De rechter in dit gerecht:
- verklaart het bezwaar gegrond;
- vernietigt het bestreden Landsbesluit van 3 september 2019 no. 2;
- veroordeelt verweerder tot betaling van de door klager gemaakte proceskosten, die worden begroot op Afl. 1.400,- aan gemachtigdensalaris,
- wijst af het meer of anders verzochte.
Deze uitspraak is gegeven door mr. N.K. Engelbrecht, rechter in ambtenarenzaken te Aruba en uitgesproken ter openbare terechtzitting van maandag 22 maart 2021, in tegenwoordigheid van de griffier.
Tegen deze uitspraak kunnen beide partijen beroep instellen bij de Raad van beroep in ambtenarenzaken. Daarbij dient de volgende termijn in acht te worden genomen:
  • Als de indiener van het hoger beroep of zijn gemachtigde bij de uitspraak aanwezig is geweest: binnen dertig dagen na de dag van de uitspraak;
  • In de andere gevallen: binnen dertig dagen na de dag van de toezending of de terhandstelling van een afschrift van de uitspraak.
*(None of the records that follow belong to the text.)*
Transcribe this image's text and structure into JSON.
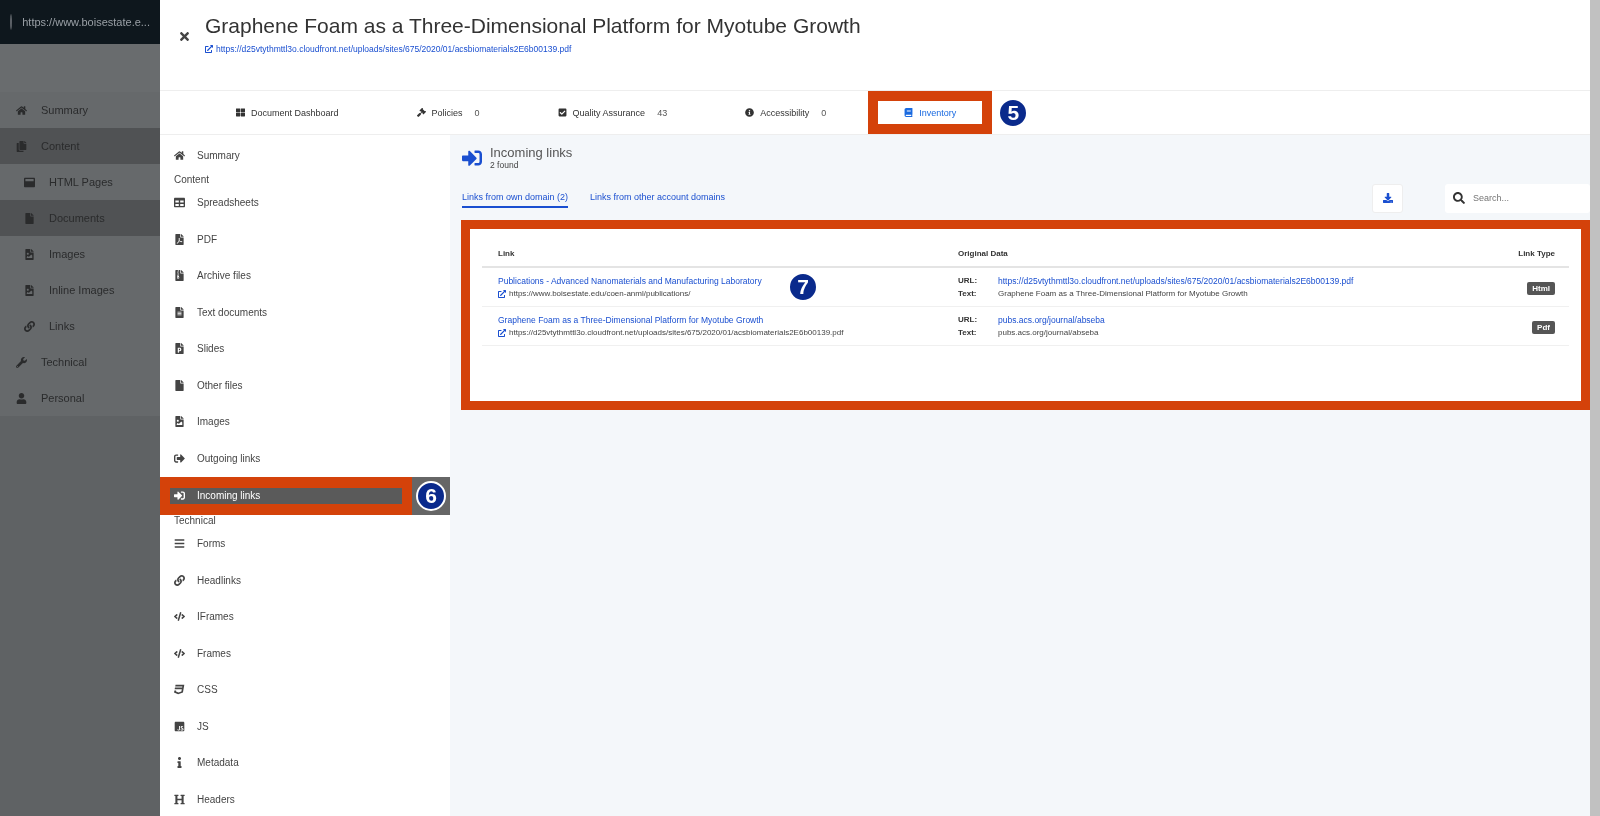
{
  "background_app": {
    "url": "https://www.boisestate.e...",
    "nav": [
      {
        "label": "Summary",
        "selected": false
      },
      {
        "label": "Content",
        "selected": true,
        "children": [
          {
            "label": "HTML Pages",
            "selected": false
          },
          {
            "label": "Documents",
            "selected": true
          },
          {
            "label": "Images",
            "selected": false
          },
          {
            "label": "Inline Images",
            "selected": false
          },
          {
            "label": "Links",
            "selected": false
          }
        ]
      },
      {
        "label": "Technical",
        "selected": false
      },
      {
        "label": "Personal",
        "selected": false
      }
    ]
  },
  "dialog": {
    "title": "Graphene Foam as a Three-Dimensional Platform for Myotube Growth",
    "url": "https://d25vtythmttl3o.cloudfront.net/uploads/sites/675/2020/01/acsbiomaterials2E6b00139.pdf",
    "tabs": [
      {
        "label": "Document Dashboard",
        "selected": false
      },
      {
        "label": "Policies",
        "count": "0",
        "selected": false
      },
      {
        "label": "Quality Assurance",
        "count": "43",
        "selected": false
      },
      {
        "label": "Accessibility",
        "count": "0",
        "selected": false
      },
      {
        "label": "Inventory",
        "selected": true,
        "callout": "5"
      }
    ],
    "sidebar": [
      {
        "items": [
          {
            "label": "Summary",
            "selected": false
          }
        ]
      },
      {
        "heading": "Content",
        "items": [
          {
            "label": "Spreadsheets",
            "selected": false
          },
          {
            "label": "PDF",
            "selected": false
          },
          {
            "label": "Archive files",
            "selected": false
          },
          {
            "label": "Text documents",
            "selected": false
          },
          {
            "label": "Slides",
            "selected": false
          },
          {
            "label": "Other files",
            "selected": false
          },
          {
            "label": "Images",
            "selected": false
          },
          {
            "label": "Outgoing links",
            "selected": false
          },
          {
            "label": "Incoming links",
            "selected": true,
            "callout": "6"
          }
        ]
      },
      {
        "heading": "Technical",
        "items": [
          {
            "label": "Forms",
            "selected": false
          },
          {
            "label": "Headlinks",
            "selected": false
          },
          {
            "label": "IFrames",
            "selected": false
          },
          {
            "label": "Frames",
            "selected": false
          },
          {
            "label": "CSS",
            "selected": false
          },
          {
            "label": "JS",
            "selected": false
          },
          {
            "label": "Metadata",
            "selected": false
          },
          {
            "label": "Headers",
            "selected": false
          }
        ]
      }
    ],
    "panel": {
      "title": "Incoming links",
      "subtitle": "2 found",
      "subtabs": [
        {
          "label": "Links from own domain (2)",
          "selected": true
        },
        {
          "label": "Links from other account domains",
          "selected": false
        }
      ],
      "search": {
        "placeholder": "Search..."
      },
      "table": {
        "callout": "7",
        "columns": [
          "Link",
          "Original Data",
          "Link Type"
        ],
        "rows": [
          {
            "title": "Publications - Advanced Nanomaterials and Manufacturing Laboratory",
            "url": "https://www.boisestate.edu/coen-anml/publications/",
            "data": [
              {
                "label": "URL:",
                "value": "https://d25vtythmttl3o.cloudfront.net/uploads/sites/675/2020/01/acsbiomaterials2E6b00139.pdf",
                "kind": "link"
              },
              {
                "label": "Text:",
                "value": "Graphene Foam as a Three-Dimensional Platform for Myotube Growth",
                "kind": "text"
              }
            ],
            "type": "Html"
          },
          {
            "title": "Graphene Foam as a Three-Dimensional Platform for Myotube Growth",
            "url": "https://d25vtythmttl3o.cloudfront.net/uploads/sites/675/2020/01/acsbiomaterials2E6b00139.pdf",
            "data": [
              {
                "label": "URL:",
                "value": "pubs.acs.org/journal/abseba",
                "kind": "link"
              },
              {
                "label": "Text:",
                "value": "pubs.acs.org/journal/abseba",
                "kind": "text"
              }
            ],
            "type": "Pdf"
          }
        ]
      }
    }
  }
}
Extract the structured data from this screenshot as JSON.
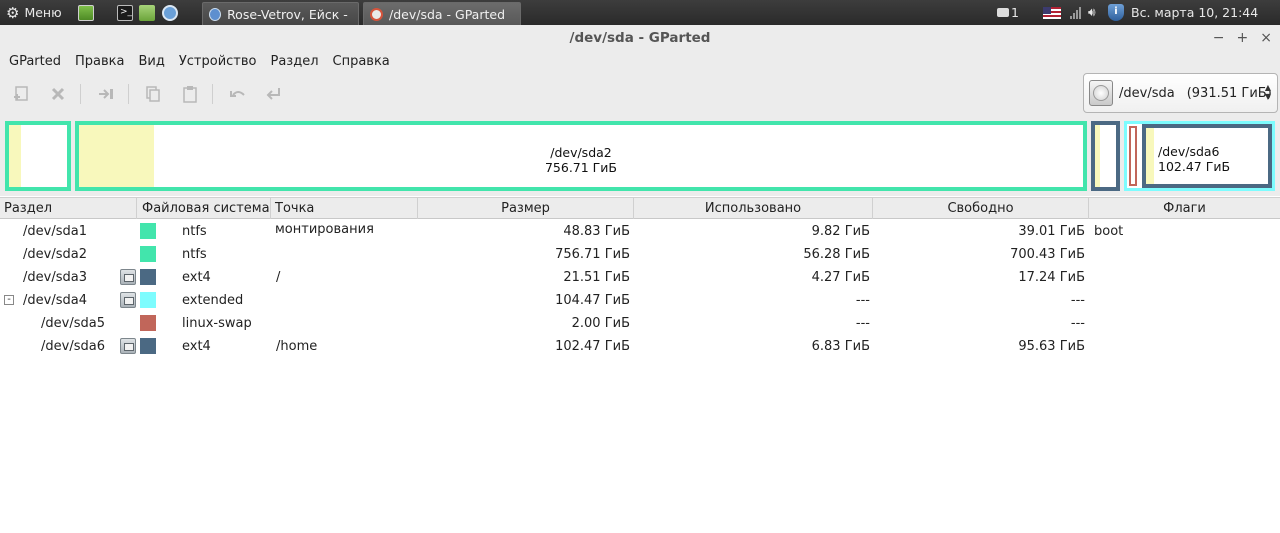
{
  "panel": {
    "menu_label": "Меню",
    "tasks": [
      {
        "label": "Rose-Vetrov, Ейск - ..."
      },
      {
        "label": "/dev/sda - GParted"
      }
    ],
    "mail_count": "1",
    "clock": "Вс. марта 10, 21:44"
  },
  "window": {
    "title": "/dev/sda - GParted"
  },
  "menu": [
    "GParted",
    "Правка",
    "Вид",
    "Устройство",
    "Раздел",
    "Справка"
  ],
  "device_selector": {
    "device": "/dev/sda",
    "size": "(931.51 ГиБ)"
  },
  "graphic": {
    "sda2_name": "/dev/sda2",
    "sda2_size": "756.71 ГиБ",
    "sda6_name": "/dev/sda6",
    "sda6_size": "102.47 ГиБ"
  },
  "columns": [
    "Раздел",
    "Файловая система",
    "Точка монтирования",
    "Размер",
    "Использовано",
    "Свободно",
    "Флаги"
  ],
  "colors": {
    "ntfs": "#42e5ac",
    "ext4": "#4b6983",
    "extended": "#7dfcfe",
    "linux-swap": "#c1665a",
    "used": "#f8f8bc"
  },
  "partitions": [
    {
      "name": "/dev/sda1",
      "locked": false,
      "fs": "ntfs",
      "color": "#42e5ac",
      "mount": "",
      "size": "48.83 ГиБ",
      "used": "9.82 ГиБ",
      "free": "39.01 ГиБ",
      "flags": "boot",
      "indent": 0
    },
    {
      "name": "/dev/sda2",
      "locked": false,
      "fs": "ntfs",
      "color": "#42e5ac",
      "mount": "",
      "size": "756.71 ГиБ",
      "used": "56.28 ГиБ",
      "free": "700.43 ГиБ",
      "flags": "",
      "indent": 0
    },
    {
      "name": "/dev/sda3",
      "locked": true,
      "fs": "ext4",
      "color": "#4b6983",
      "mount": "/",
      "size": "21.51 ГиБ",
      "used": "4.27 ГиБ",
      "free": "17.24 ГиБ",
      "flags": "",
      "indent": 0
    },
    {
      "name": "/dev/sda4",
      "locked": true,
      "fs": "extended",
      "color": "#7dfcfe",
      "mount": "",
      "size": "104.47 ГиБ",
      "used": "---",
      "free": "---",
      "flags": "",
      "indent": 0,
      "expanded": "-"
    },
    {
      "name": "/dev/sda5",
      "locked": false,
      "fs": "linux-swap",
      "color": "#c1665a",
      "mount": "",
      "size": "2.00 ГиБ",
      "used": "---",
      "free": "---",
      "flags": "",
      "indent": 1
    },
    {
      "name": "/dev/sda6",
      "locked": true,
      "fs": "ext4",
      "color": "#4b6983",
      "mount": "/home",
      "size": "102.47 ГиБ",
      "used": "6.83 ГиБ",
      "free": "95.63 ГиБ",
      "flags": "",
      "indent": 1
    }
  ]
}
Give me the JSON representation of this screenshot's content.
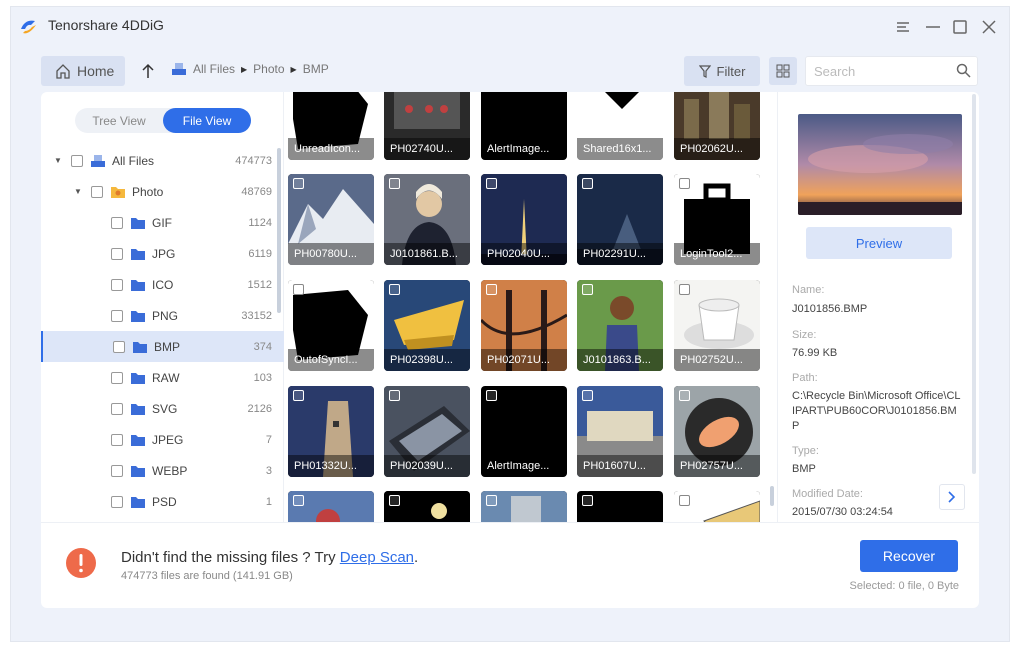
{
  "app": {
    "title": "Tenorshare 4DDiG"
  },
  "toolbar": {
    "home_label": "Home",
    "breadcrumb": [
      "All Files",
      "Photo",
      "BMP"
    ],
    "filter_label": "Filter",
    "search_placeholder": "Search"
  },
  "view_toggle": {
    "tree": "Tree View",
    "file": "File View",
    "active": "File View"
  },
  "tree": [
    {
      "label": "All Files",
      "count": "474773",
      "level": 0,
      "icon": "drive-icon"
    },
    {
      "label": "Photo",
      "count": "48769",
      "level": 1,
      "icon": "photo-folder-icon"
    },
    {
      "label": "GIF",
      "count": "1124",
      "level": 2,
      "icon": "folder-icon"
    },
    {
      "label": "JPG",
      "count": "6119",
      "level": 2,
      "icon": "folder-icon"
    },
    {
      "label": "ICO",
      "count": "1512",
      "level": 2,
      "icon": "folder-icon"
    },
    {
      "label": "PNG",
      "count": "33152",
      "level": 2,
      "icon": "folder-icon"
    },
    {
      "label": "BMP",
      "count": "374",
      "level": 2,
      "icon": "folder-icon",
      "selected": true
    },
    {
      "label": "RAW",
      "count": "103",
      "level": 2,
      "icon": "folder-icon"
    },
    {
      "label": "SVG",
      "count": "2126",
      "level": 2,
      "icon": "folder-icon"
    },
    {
      "label": "JPEG",
      "count": "7",
      "level": 2,
      "icon": "folder-icon"
    },
    {
      "label": "WEBP",
      "count": "3",
      "level": 2,
      "icon": "folder-icon"
    },
    {
      "label": "PSD",
      "count": "1",
      "level": 2,
      "icon": "folder-icon"
    }
  ],
  "files": [
    [
      "UnreadIcon...",
      "PH02740U...",
      "AlertImage...",
      "Shared16x1...",
      "PH02062U..."
    ],
    [
      "PH00780U...",
      "J0101861.B...",
      "PH02040U...",
      "PH02291U...",
      "LoginTool2..."
    ],
    [
      "OutofSyncI...",
      "PH02398U...",
      "PH02071U...",
      "J0101863.B...",
      "PH02752U..."
    ],
    [
      "PH01332U...",
      "PH02039U...",
      "AlertImage...",
      "PH01607U...",
      "PH02757U..."
    ],
    [
      "",
      "",
      "",
      "",
      ""
    ]
  ],
  "details": {
    "preview_label": "Preview",
    "name_label": "Name:",
    "name": "J0101856.BMP",
    "size_label": "Size:",
    "size": "76.99 KB",
    "path_label": "Path:",
    "path": "C:\\Recycle Bin\\Microsoft Office\\CLIPART\\PUB60COR\\J0101856.BMP",
    "type_label": "Type:",
    "type": "BMP",
    "modified_label": "Modified Date:",
    "modified": "2015/07/30 03:24:54"
  },
  "bottom": {
    "msg_prefix": "Didn't find the missing files ? Try ",
    "deep_scan": "Deep Scan",
    "msg_suffix": ".",
    "sub": "474773 files are found (141.91 GB)",
    "recover_label": "Recover",
    "selected_info": "Selected: 0 file, 0 Byte"
  },
  "colors": {
    "accent": "#2f6ee8",
    "warning": "#ee6a4a"
  }
}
Het beroepschrift moet worden ingediend bij:
De griffie van de Raad van Beroep in ambtenarenzaken
J.G. Emanstraat 51
Oranjestad
Aruba
U wordt verzocht bij het indienen van het beroepschrift het volgende in acht te nemen:
1. Leg bij het beroepschrift een afschrift over van deze uitspraak;
2. Onderteken het beroepschrift en vermeld het volgende:
a. de naam en het adres van de indiener of de gemachtigde,
b. de datum van ondertekening,
c. waartegen u in hoger beroep komt,
d. waarom u het niet eens bent met deze uitspraak (de gronden van het hoger beroep).
Voor het instellen van beroep is geen griffierecht verschuldigd.